2017-03-26 3 min read

    Recently I’ve come across a few articles describing the supposedly massive amount of counterfeiting happening on Amazon. The way it works is that Amazon offers a Fulfillment by Amazon (called FBA) option where a merchant sends their items to Amazon’s warehouse which is then eligible for Prime shipping since it’s just going to be shipped by Amazon. The way Amazon implements this is by commingling the items - so if two merchants send Amazon the same item Amazon will treat it as the same item when it comes to consumers. A merchant is able to opt out of this commingling but only with a higher fee.
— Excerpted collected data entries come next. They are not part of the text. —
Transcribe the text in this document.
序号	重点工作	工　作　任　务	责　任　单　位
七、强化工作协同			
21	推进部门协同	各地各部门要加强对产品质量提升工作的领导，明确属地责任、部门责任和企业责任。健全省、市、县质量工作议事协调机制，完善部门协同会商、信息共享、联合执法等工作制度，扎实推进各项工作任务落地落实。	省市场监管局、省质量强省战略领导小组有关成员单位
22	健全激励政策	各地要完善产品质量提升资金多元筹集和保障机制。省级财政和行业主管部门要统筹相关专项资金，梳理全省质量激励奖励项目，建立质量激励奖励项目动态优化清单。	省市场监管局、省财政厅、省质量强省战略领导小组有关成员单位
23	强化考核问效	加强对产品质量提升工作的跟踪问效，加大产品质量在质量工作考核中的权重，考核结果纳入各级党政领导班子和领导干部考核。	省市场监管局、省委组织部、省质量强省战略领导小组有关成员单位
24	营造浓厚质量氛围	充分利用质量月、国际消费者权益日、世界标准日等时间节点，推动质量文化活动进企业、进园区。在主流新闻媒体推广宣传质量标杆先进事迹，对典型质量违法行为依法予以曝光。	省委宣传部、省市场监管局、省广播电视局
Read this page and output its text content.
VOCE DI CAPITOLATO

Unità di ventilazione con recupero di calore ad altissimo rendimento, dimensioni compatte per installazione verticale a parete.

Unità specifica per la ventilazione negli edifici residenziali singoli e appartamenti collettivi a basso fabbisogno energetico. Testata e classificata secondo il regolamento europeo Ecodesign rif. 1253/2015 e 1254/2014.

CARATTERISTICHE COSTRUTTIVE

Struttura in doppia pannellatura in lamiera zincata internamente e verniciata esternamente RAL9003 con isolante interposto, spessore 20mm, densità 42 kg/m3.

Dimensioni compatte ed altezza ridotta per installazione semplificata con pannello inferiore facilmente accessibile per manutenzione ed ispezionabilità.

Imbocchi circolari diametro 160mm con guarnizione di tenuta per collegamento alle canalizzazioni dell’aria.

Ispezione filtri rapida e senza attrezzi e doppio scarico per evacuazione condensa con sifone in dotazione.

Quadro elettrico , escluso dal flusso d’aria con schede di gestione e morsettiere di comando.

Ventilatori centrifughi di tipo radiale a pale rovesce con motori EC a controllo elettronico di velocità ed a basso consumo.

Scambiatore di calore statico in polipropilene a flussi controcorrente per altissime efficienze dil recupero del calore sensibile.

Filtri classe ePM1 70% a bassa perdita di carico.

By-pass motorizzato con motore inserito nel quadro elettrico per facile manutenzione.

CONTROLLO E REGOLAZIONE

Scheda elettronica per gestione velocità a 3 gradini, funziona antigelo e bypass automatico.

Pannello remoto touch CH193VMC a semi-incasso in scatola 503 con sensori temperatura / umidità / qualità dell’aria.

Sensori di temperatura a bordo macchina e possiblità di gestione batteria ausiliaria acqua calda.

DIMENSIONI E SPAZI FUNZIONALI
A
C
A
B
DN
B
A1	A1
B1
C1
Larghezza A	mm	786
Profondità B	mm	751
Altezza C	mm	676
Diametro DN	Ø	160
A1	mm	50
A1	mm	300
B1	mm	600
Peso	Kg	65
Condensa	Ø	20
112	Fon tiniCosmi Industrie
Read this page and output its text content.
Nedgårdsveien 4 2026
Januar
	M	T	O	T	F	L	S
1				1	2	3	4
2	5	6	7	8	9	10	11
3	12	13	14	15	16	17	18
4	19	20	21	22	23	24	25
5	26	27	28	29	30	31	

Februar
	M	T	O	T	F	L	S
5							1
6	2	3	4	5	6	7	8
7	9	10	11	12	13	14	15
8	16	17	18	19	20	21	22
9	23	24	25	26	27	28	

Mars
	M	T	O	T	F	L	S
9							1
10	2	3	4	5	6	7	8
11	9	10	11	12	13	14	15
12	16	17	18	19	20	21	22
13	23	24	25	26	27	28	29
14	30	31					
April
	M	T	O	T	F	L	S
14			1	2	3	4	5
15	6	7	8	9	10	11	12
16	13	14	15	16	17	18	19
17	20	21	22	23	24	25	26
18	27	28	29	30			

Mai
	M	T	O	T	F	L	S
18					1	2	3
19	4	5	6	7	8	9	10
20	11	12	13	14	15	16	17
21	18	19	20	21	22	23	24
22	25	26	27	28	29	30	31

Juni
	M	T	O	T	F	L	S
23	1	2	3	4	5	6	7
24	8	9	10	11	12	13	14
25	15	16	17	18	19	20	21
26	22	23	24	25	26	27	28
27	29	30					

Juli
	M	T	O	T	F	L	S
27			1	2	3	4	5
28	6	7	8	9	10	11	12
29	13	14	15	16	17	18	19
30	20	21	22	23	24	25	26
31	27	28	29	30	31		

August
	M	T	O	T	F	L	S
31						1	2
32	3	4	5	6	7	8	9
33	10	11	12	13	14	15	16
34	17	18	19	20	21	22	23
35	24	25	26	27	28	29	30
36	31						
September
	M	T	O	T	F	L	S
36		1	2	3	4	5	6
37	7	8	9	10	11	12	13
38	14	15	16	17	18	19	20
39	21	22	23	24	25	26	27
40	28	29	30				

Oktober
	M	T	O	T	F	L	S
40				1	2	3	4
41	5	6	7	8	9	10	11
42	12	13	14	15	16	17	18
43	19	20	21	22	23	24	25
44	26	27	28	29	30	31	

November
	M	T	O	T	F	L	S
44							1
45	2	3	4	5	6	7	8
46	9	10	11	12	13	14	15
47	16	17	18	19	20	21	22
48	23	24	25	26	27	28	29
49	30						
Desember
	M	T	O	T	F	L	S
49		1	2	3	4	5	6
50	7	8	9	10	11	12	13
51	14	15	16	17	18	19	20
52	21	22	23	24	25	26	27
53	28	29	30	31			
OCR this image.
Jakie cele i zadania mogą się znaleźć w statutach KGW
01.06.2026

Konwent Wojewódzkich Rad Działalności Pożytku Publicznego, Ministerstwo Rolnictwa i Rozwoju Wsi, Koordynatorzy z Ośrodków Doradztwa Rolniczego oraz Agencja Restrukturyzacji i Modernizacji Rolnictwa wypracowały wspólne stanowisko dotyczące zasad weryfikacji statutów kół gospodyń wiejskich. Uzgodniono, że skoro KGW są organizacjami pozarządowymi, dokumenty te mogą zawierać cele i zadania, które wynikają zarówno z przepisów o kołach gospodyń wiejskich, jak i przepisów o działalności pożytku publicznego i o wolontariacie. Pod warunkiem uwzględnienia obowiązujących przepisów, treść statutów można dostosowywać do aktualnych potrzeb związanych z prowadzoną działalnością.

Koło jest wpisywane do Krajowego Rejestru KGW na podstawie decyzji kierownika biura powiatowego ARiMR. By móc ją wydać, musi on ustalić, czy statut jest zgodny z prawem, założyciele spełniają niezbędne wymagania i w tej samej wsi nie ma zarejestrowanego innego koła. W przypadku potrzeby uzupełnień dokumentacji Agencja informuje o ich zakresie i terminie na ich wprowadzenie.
    The idea itself is brilliant. By ignoring the merchants and treating the items as interchangeable Amazon is able to optimize for the consumer and come up with a much more optimal warehouse distribution strategy. Rather than having to keep a merchant’s items across every distribution center Amazon can choose to just keep a single merchant’s items in a single distribution center since the remaining merchants may have shipped their items to others. And if the items themselves were the same then it’s a perfect solution that’s better and cheaper for everyone involved.

    Unfortunately, this only works when the items actually are the same. Everywhere there’s money to made someone will inevitably try to abuse the system. In this case some merchants are offering counterfeit products at a lower price. And since the items are commingled they are treated like the real goods. This means that some customers are paying a low price for a counterfeit product and getting a real product while others are paying the true cost but are getting the counterfeit. Clearly Amazon needs to do something here before it becomes a huge issue.

    The obvious way is to do a more thorough job of inspecting the merchandise and making sure it’s legitimate but I can easily see this being a difficult problem at scale. Another option is to adopt a one strike policy and if you get caught selling counterfeit goods then you get a lifetime ban. This would make it much more expensive to cheat and should reduce the fraud. At the same time if it’s easy to just start selling as a different company then it won’t do much. A way to address that is to require that every seller be a legitimate and federally registered company but that significantly hurts international sellers. Every manufacturer should know the legitimate sellers so it may also make sense to enforce a merchant whitelist for some items. I honestly don’t know enough about the industry but it does seem that for many small and niche products there should only be a few legitimate sellers that can be curated by the manufacturer. This can also expand into a “manufacturer preferred” tier to handle the edge cases where a merchant is not aware of every legitimate seller. In that case Amazon ends up with two tiers of commingling - but that itself sends a very odd message to the customers since they are then admitting they are selling counterfeit items.

    There’s no easy answer, especially given Amazon’s scale and aspirations, but something should be done and as a shareholder I’m hopeful they figure it out. My gut is that it’s going to require a combination of different approaches and a look at the data to identify the dishonest sellers. Amazon so far has gotten away with this by being extremely customer focused and very open to refunds and returns but no one wants to spend time dealing with a return in order to then just get another crappy item.